During the famed 1962 debut of the New York Mets, a frustrated Casey Stengel said, “Can’t anyone here play this game?” It was a rhetorical question; the Mets lost 120 of their 162 games that year.
Wall St.is channeling Casey today. It. rises and falls on expectations and so far today a report on retail sales has disappointed the market into another dive.
“Retail sales fell unexpectedly in March, decreasing by 1.1 percent,” the Associated Press reported.
Who could possibly have expected anything but a disaster where retail sales are concerned? Analysts. They had expected an increase. They have not learned the law of diminished expectations: expect nothing, and you’ll never be disappointed. Maybe it’s time for new analysts.

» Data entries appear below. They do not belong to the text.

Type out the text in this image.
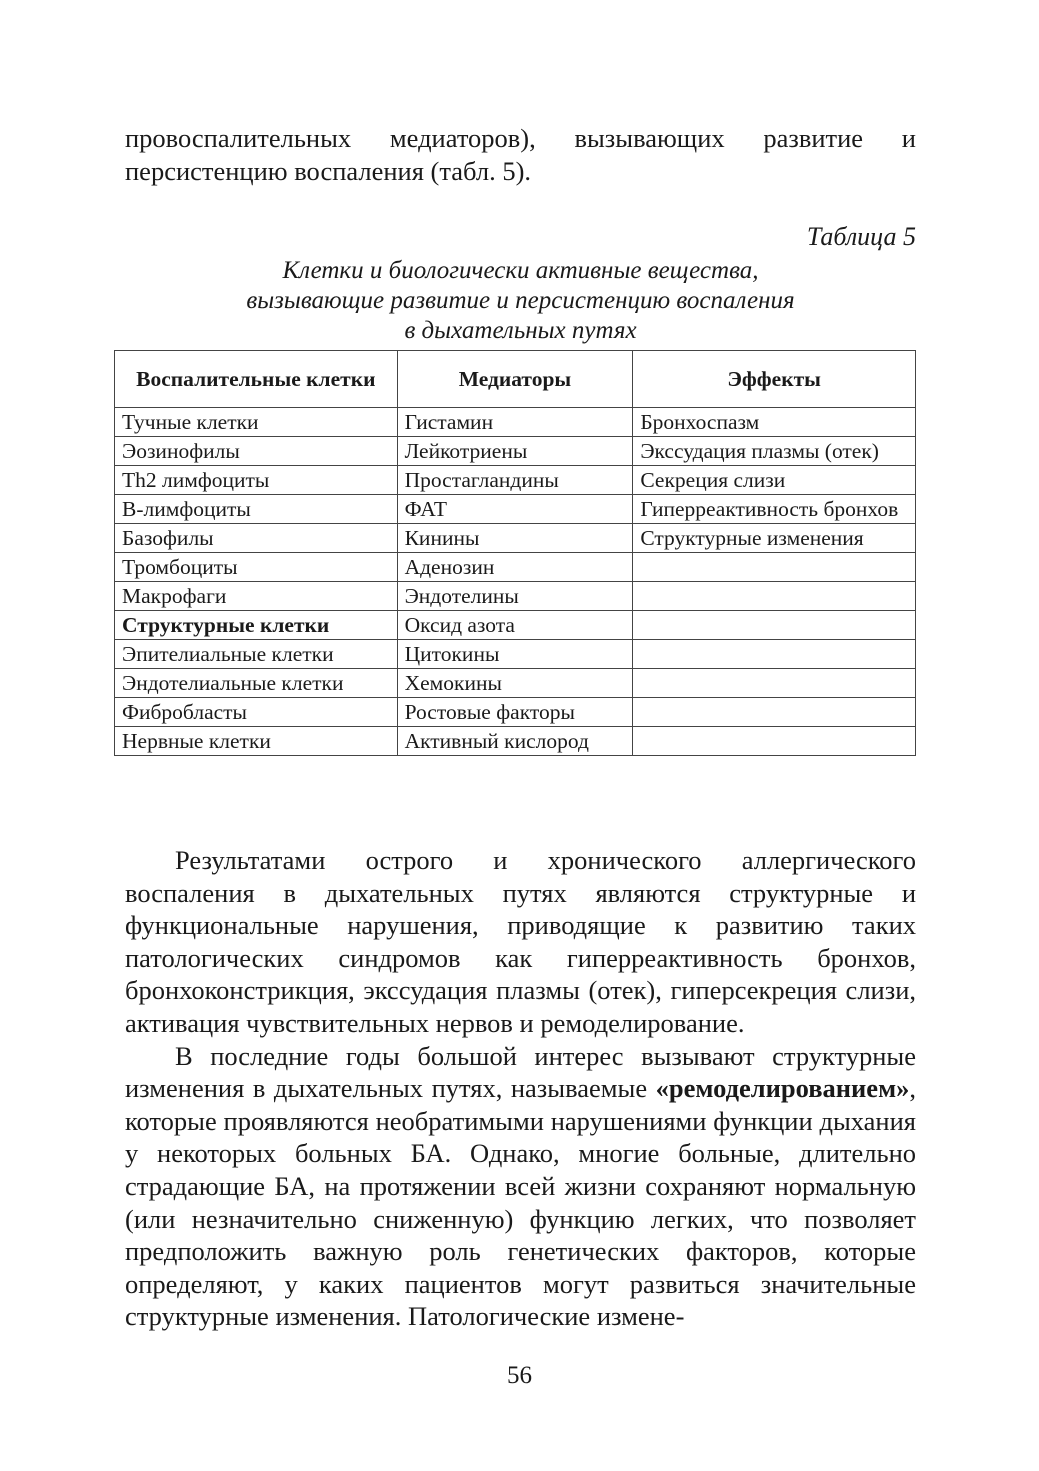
провоспалительных медиаторов), вызывающих развитие и персистенцию воспаления (табл. 5).

Таблица 5

Клетки и биологически активные вещества,
вызывающие развитие и персистенцию воспаления
в дыхательных путях
Воспалительные клетки	Медиаторы	Эффекты
Тучные клетки	Гистамин	Бронхоспазм
Эозинофилы	Лейкотриены	Экссудация плазмы (отек)
Th2 лимфоциты	Простагландины	Секреция слизи
В-лимфоциты	ФАТ	Гиперреактивность бронхов
Базофилы	Кинины	Структурные изменения
Тромбоциты	Аденозин	
Макрофаги	Эндотелины	
Структурные клетки	Оксид азота	
Эпителиальные клетки	Цитокины	
Эндотелиальные клетки	Хемокины	
Фибробласты	Ростовые факторы	
Нервные клетки	Активный кислород	

Результатами острого и хронического аллергического воспаления в дыхательных путях являются структурные и функциональные нарушения, приводящие к развитию таких патологических синдромов как гиперреактивность бронхов, бронхоконстрикция, экссудация плазмы (отек), гиперсекреция слизи, активация чувствительных нервов и ремоделирование.

В последние годы большой интерес вызывают структурные изменения в дыхательных путях, называемые «ремоделированием», которые проявляются необратимыми нарушениями функции дыхания у некоторых больных БА. Однако, многие больные, длительно страдающие БА, на протяжении всей жизни сохраняют нормальную (или незначительно сниженную) функцию легких, что позволяет предположить важную роль генетических факторов, которые определяют, у каких пациентов могут развиться значительные структурные изменения. Патологические измене-

56
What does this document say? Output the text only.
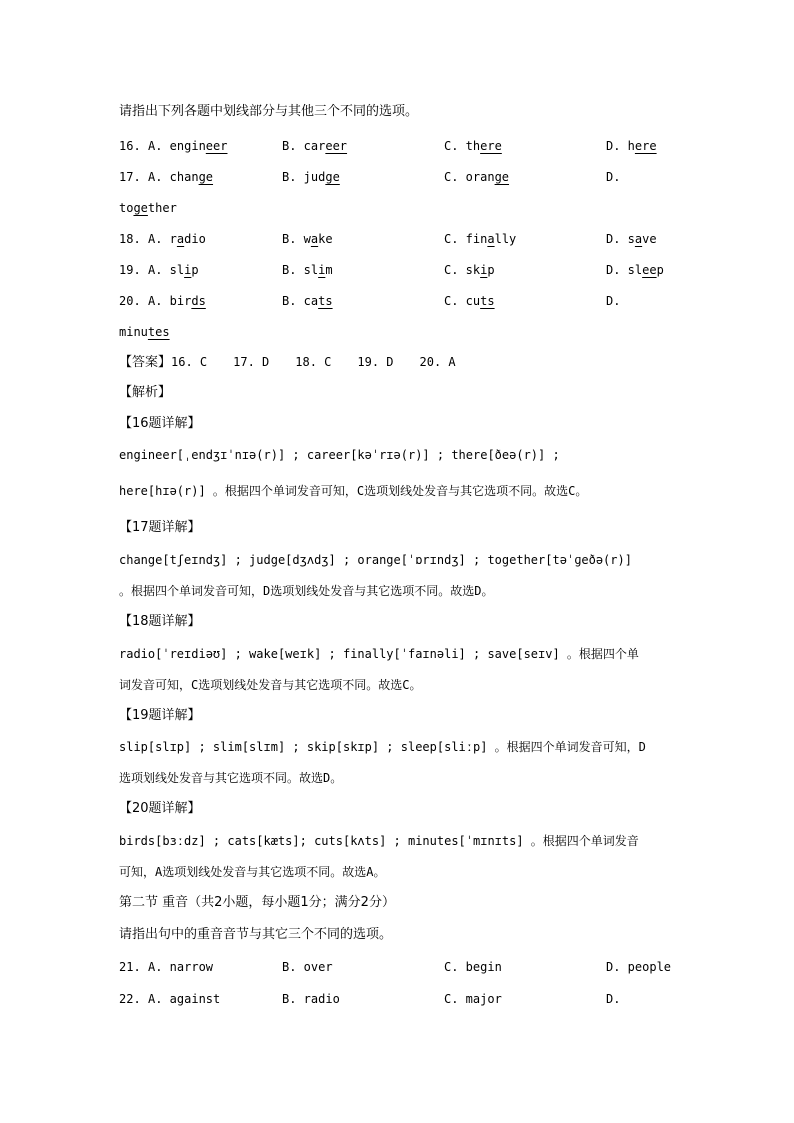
请指出下列各题中划线部分与其他三个不同的选项。
16. A. engineer	B. career	C. there	D. here
17. A. change	B. judge	C. orange	D.
together
18. A. radio	B. wake	C. finally	D. save
19. A. slip	B. slim	C. skip	D. sleep
20. A. birds	B. cats	C. cuts	D.
minutes
【答案】16. C 17. D 18. C 19. D 20. A
【解析】
【16题详解】
engineer[ˌendʒɪˈnɪə(r)] ; career[kəˈrɪə(r)] ; there[ðeə(r)] ;
here[hɪə(r)] 。根据四个单词发音可知，C选项划线处发音与其它选项不同。故选C。
【17题详解】
change[tʃeɪndʒ] ; judge[dʒʌdʒ] ; orange[ˈɒrɪndʒ] ; together[təˈɡeðə(r)]
。根据四个单词发音可知，D选项划线处发音与其它选项不同。故选D。
【18题详解】
radio[ˈreɪdiəʊ] ; wake[weɪk] ; finally[ˈfaɪnəli] ; save[seɪv] 。根据四个单
词发音可知，C选项划线处发音与其它选项不同。故选C。
【19题详解】
slip[slɪp] ; slim[slɪm] ; skip[skɪp] ; sleep[sliːp] 。根据四个单词发音可知，D
选项划线处发音与其它选项不同。故选D。
【20题详解】
birds[bɜːdz] ; cats[kæts]; cuts[kʌts] ; minutes[ˈmɪnɪts] 。根据四个单词发音
可知，A选项划线处发音与其它选项不同。故选A。
第二节 重音（共2小题，每小题1分；满分2分）
请指出句中的重音音节与其它三个不同的选项。
21. A. narrow	B. over	C. begin	D. people
22. A. against	B. radio	C. major	D.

One can almost feel Fed Reserve Chairman Ben Bernanke trying to get a “we’re recovering” narrative going. “Recently we have seen tentative signs that the sharp decline in economic activity may be slowing, for example, in data on home sales, homebuilding, and consumer spending, including sales of new motor vehicles,” he said in a speech today. “A leveling out of economic activity is the first step toward recovery.
In other words, we’re not free-falling, but we’re still falling. And that’s what passes for good news these days.
President Obama, in a speech today, went with the half-empty strategy, an apparent attempt to diminish expectations. “By no means are we out of the woods just yet,” he said, an odd admonishment since nobody with an ounce of common sense is saying we are.
But, he said, there’s a glimmer of hope.
If the economy itself could give a speech, it, too, would cite a Stengelism. “If anyone wants me tell them I’m being embalmed.”